Dann nachmals Danke für die Ausführungen. Ich hatte (zum Glück) noch nicht die Ehre die Formulare auszufüllen, bzw. zu vergleichen.

Kommentar von Gaenseliesel ,

DH  !!!

wfwbinder, was mir immer wieder an deinen Antworten imponiert ist, du zeichnest nicht nur rechtliche Konsequenzen auf (so nach dem Motto, immer noch gern eins drauf auf den ohnehin Gebeutelten !), sondern gibst dich loyal und bietest Lösungsvorschläge an.

Dem Fragesteller obliegt es dann, Positives für sich daraus zu machen !

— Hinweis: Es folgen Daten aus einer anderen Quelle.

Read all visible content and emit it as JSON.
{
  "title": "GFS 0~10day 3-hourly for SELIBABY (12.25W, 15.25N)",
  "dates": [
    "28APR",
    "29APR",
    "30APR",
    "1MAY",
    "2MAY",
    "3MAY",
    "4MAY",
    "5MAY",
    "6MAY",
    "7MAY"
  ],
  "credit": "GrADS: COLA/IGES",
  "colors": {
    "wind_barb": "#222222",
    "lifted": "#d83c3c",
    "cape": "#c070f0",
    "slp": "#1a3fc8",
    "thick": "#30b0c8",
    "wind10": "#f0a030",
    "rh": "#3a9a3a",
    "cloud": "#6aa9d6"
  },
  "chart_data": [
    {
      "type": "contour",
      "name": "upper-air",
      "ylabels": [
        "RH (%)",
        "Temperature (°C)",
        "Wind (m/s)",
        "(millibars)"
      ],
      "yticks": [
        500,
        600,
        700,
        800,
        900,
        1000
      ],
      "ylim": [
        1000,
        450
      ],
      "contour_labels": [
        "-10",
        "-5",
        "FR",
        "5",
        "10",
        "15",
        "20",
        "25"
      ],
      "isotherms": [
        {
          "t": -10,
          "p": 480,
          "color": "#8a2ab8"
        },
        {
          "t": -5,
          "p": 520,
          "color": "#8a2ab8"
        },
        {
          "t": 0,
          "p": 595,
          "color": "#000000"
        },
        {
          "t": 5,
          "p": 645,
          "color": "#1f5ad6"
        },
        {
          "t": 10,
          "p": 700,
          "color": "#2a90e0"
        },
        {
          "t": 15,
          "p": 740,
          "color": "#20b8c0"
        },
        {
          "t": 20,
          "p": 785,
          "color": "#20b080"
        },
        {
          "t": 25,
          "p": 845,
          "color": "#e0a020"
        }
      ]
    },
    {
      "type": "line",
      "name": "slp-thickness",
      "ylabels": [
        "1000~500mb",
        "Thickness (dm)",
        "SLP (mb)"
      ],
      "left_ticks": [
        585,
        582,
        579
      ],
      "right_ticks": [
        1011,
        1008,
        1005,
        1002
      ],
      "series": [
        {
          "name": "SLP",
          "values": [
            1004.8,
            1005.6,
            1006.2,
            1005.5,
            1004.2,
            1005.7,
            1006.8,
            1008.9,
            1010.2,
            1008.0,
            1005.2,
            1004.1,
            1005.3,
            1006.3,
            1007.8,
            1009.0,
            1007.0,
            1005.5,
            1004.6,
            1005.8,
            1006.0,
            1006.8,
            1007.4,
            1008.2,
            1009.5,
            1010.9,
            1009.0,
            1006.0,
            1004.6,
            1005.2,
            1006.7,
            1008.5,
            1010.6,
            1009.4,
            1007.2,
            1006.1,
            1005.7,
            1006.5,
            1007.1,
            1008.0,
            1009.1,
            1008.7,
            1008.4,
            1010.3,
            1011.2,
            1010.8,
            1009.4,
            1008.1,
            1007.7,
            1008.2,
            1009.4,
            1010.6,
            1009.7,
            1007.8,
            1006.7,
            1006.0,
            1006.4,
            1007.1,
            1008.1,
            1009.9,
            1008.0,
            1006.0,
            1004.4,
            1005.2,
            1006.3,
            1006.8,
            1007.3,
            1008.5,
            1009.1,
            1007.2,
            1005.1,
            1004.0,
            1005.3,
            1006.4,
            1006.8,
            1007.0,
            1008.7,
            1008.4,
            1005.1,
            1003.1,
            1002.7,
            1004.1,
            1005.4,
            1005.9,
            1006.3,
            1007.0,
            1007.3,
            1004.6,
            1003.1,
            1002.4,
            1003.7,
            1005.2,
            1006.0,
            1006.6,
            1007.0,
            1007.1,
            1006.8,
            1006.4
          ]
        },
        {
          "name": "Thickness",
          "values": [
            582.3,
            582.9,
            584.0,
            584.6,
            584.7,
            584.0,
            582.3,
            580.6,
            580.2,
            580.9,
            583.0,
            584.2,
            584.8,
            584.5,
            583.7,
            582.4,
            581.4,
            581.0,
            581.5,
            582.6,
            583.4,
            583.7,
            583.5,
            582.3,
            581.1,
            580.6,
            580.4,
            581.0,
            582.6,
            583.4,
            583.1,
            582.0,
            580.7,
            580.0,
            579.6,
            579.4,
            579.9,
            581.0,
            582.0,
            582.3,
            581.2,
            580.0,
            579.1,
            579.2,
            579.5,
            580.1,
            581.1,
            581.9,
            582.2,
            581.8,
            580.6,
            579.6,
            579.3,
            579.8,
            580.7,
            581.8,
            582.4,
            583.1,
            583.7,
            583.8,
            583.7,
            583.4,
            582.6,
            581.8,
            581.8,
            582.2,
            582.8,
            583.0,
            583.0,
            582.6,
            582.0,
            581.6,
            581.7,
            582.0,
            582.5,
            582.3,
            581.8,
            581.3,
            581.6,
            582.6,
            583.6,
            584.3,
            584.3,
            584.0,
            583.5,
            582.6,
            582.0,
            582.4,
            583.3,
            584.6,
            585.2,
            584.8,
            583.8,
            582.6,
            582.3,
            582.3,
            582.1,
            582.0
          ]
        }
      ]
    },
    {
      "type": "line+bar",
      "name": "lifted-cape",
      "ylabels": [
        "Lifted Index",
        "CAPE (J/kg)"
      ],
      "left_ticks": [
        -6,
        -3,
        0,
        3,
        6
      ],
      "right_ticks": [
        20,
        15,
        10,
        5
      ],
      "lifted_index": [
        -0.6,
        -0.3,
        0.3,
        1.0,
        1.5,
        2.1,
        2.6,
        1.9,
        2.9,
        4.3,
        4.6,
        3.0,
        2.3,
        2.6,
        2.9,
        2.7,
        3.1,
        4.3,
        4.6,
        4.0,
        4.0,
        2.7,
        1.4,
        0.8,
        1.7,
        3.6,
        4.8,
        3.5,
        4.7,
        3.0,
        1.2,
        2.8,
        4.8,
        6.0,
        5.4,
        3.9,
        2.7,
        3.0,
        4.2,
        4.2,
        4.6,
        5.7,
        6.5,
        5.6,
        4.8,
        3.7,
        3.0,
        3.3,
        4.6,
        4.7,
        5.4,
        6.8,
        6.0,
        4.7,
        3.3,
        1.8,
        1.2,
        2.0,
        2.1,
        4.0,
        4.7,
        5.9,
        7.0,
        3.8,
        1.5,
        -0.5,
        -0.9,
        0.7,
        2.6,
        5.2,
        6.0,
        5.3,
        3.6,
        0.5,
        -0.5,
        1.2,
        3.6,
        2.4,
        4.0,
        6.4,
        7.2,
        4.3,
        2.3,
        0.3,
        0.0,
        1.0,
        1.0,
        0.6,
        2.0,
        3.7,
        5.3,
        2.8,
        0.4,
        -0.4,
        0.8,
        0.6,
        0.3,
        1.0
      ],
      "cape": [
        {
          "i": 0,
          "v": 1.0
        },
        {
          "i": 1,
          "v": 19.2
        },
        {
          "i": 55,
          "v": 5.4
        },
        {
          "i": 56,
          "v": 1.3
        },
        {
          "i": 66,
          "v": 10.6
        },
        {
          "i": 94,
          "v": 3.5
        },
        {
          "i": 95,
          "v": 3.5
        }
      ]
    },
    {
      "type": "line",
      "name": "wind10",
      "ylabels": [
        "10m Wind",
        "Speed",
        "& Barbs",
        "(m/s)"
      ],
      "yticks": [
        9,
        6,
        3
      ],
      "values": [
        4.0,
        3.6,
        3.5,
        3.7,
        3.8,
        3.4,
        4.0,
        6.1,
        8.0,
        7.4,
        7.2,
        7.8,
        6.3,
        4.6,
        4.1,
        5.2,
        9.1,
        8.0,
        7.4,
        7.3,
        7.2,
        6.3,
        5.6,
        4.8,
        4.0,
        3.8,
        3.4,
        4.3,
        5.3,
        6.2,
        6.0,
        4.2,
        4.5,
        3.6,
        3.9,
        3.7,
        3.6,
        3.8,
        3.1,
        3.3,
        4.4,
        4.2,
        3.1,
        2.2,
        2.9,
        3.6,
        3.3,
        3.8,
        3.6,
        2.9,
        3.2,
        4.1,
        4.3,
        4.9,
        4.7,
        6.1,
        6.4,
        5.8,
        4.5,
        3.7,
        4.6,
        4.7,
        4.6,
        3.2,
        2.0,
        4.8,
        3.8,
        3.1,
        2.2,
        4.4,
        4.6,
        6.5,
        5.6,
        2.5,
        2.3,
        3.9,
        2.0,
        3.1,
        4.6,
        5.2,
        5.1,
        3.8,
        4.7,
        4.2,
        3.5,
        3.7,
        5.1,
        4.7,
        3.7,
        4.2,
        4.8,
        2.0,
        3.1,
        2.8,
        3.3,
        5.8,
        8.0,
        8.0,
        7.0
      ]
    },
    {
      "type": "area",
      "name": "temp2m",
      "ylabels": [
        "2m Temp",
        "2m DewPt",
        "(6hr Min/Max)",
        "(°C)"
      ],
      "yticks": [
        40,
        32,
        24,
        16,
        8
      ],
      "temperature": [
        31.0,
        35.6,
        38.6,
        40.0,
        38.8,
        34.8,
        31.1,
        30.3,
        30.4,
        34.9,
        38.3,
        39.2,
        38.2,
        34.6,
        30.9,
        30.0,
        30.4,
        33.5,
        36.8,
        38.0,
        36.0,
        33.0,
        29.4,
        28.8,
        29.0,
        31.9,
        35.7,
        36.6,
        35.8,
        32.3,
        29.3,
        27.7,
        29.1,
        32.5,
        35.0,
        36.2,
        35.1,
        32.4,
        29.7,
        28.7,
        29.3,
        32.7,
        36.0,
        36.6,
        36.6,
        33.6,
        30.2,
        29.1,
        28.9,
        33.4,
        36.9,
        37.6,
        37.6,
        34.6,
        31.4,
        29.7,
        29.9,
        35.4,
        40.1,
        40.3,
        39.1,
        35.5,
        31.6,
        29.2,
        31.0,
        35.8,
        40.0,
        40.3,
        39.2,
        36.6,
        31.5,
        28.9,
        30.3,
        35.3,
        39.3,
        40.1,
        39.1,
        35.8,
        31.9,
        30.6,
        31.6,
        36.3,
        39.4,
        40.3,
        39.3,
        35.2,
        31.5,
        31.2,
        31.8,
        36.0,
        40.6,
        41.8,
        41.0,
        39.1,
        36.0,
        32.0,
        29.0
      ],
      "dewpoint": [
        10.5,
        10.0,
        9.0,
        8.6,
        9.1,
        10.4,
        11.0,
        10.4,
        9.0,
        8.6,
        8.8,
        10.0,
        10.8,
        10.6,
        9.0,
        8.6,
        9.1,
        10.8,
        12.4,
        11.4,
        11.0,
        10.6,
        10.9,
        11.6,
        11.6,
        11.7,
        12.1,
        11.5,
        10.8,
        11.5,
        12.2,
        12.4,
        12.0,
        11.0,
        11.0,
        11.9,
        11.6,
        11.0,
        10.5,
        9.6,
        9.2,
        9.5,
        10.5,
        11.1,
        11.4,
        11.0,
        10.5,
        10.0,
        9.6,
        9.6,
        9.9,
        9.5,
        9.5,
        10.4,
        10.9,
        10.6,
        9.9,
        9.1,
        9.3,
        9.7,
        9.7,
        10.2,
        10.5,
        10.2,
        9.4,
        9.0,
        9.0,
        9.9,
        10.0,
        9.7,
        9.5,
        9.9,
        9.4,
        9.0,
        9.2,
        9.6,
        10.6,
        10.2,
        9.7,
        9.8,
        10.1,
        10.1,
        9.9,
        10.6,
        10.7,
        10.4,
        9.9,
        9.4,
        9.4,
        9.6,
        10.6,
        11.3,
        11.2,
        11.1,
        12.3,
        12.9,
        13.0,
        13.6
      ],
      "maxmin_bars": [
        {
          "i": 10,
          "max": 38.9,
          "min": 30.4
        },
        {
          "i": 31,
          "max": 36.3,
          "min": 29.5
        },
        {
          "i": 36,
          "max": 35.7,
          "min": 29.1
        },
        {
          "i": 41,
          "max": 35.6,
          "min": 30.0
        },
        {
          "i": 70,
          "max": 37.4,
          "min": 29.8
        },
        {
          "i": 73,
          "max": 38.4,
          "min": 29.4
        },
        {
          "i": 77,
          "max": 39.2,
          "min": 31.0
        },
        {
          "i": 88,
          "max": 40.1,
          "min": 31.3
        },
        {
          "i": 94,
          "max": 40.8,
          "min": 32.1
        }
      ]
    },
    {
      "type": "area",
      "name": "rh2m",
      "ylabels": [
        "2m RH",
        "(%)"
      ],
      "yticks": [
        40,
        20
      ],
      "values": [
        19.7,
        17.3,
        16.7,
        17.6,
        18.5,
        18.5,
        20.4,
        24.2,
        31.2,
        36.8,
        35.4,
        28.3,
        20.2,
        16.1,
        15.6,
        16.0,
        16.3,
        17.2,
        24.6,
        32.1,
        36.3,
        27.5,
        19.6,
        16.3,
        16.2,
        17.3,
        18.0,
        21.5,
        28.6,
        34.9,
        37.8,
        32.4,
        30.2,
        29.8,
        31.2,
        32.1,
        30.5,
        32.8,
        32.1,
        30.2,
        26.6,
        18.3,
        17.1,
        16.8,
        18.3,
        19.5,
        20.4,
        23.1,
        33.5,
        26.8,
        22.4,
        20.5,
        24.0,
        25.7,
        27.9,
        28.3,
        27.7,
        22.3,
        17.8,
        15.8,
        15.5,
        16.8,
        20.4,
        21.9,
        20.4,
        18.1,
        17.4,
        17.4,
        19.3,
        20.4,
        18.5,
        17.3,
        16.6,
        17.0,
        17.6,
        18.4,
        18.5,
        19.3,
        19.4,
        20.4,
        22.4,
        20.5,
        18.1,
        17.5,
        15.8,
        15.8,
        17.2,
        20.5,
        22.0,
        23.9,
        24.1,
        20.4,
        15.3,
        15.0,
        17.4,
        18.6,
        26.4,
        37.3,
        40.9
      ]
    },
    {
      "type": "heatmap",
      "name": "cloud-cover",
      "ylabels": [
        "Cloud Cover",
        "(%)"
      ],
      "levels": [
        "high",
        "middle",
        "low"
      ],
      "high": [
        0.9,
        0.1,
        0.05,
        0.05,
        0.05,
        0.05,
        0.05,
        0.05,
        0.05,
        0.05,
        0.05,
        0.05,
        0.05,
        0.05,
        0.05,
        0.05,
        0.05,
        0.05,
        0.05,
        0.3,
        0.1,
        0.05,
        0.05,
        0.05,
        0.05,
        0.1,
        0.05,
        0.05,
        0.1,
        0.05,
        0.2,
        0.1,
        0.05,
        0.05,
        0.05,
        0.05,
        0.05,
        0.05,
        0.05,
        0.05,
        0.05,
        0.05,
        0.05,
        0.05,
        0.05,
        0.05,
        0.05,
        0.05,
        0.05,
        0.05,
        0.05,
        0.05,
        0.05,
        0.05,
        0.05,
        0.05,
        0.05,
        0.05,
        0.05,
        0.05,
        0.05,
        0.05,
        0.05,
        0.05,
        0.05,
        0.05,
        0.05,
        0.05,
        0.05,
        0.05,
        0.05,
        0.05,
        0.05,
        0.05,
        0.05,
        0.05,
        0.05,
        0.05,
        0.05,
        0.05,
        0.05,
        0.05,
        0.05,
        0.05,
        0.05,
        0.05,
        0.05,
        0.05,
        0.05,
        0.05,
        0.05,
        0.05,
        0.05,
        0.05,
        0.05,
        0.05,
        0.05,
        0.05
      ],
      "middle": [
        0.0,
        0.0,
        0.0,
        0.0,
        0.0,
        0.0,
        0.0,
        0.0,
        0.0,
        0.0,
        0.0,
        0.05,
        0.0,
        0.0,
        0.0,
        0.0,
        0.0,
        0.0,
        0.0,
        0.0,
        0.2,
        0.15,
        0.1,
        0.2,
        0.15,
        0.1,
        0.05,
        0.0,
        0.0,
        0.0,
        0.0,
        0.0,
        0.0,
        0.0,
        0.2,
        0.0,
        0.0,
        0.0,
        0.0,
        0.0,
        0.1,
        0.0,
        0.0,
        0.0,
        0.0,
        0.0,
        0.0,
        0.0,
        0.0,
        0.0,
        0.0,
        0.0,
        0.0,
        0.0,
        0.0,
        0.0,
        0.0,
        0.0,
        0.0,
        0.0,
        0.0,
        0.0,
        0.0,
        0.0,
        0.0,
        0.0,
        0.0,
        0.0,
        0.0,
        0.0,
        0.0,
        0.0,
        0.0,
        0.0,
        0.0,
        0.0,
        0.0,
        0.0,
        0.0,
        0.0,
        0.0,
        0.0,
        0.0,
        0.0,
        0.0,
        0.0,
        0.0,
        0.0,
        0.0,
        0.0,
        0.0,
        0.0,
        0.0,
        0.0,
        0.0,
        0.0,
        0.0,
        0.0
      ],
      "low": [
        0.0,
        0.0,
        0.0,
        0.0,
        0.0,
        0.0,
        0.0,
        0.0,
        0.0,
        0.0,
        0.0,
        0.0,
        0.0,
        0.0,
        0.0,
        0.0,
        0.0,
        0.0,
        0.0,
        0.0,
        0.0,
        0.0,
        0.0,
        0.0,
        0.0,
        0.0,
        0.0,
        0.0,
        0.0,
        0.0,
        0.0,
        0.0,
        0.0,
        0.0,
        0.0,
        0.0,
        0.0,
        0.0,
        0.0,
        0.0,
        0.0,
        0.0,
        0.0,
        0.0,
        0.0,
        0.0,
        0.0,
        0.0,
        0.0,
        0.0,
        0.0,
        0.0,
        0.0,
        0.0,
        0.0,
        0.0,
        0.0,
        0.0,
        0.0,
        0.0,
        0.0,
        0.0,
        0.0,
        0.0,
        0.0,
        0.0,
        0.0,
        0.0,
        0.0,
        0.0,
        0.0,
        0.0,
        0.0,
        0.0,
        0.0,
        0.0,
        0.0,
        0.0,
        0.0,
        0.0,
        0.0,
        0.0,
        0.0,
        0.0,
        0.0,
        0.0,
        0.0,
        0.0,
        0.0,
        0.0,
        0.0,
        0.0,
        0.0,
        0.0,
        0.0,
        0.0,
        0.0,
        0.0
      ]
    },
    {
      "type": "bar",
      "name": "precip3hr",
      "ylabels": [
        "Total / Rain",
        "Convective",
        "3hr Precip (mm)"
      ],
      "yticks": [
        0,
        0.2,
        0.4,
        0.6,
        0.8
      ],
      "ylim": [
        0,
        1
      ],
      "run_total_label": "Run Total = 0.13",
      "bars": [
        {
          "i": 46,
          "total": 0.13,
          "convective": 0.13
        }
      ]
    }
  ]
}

Diese Art sich hier zu engagieren verdient Respekt und wird in einem Forum wie  ff.net von den Hilfesuchenden sehnlichst erhofft.

Gruß !  K. 

Kommentar von wfwbinder ,

@Gaeseliesel

Da wird man ja mit 61 noch rot, bei dem Lob.

Kommentar von Gaenseliesel ,

;-)))   !   

Antwort
von Primus, 1

Ob verheiratet oder nicht..... fest steht, dass das Finanzamt Steuerschulden auf jeden Fall einfordern wird. 

Zu schweigen und sich passiv zu verhalten, sind die schlechtesten Strategien. Besser ist es, den Kontakt aufzunehmen, und sich kooperativ zu zeigen. 

So hast Du als Steuerschuldner die besten Chancen, eine erträgliche Lösung zu auszuhandeln.

Antwort
von billy, 1

Ja kann es, es wird Dir nichts übrig bleiben als die Steuerschuld zu begleichen.

Kommentar von vulkanismus ,

Lebensfremd !!

Kommentar von billy ,

Lebensfremd und für den Fragenden herabwürdigend sind Beleidigungen wie folgende: 

Selbstverständlich, was spricht dagegen?

Wenn dies fruchtlos bleibt, wird es von Dir ein Vermögensverzeichnis (vormals eidesstattliche Versicherung, noch früher Offenbarungseid) verlangen.

Kommentar von vulkanismus ,

Da Du ja als früherer langjähriger Vollstreckungsbeamter die Umstände von Vollstreckungsschuldner so genau kennt, erwartet die Gemeinschaft der User von Dir, dass Du erklärst, wie ein absolut zahlungsunfähiger Mensch seine Steuerschulden zahlen soll. Auch wirst Du erklären, was gegen Beitreibungsversuche des Finanzamts spricht, wenn jemand heiratet.

Antwort
von vulkanismus, 1

Selbstverständlich, was spricht dagegen?

Wenn dies fruchtlos bleibt, wird es von Dir ein Vermögensverzeichnis (vormals eidesstattliche Versicherung, noch früher Offenbarungseid) verlangen.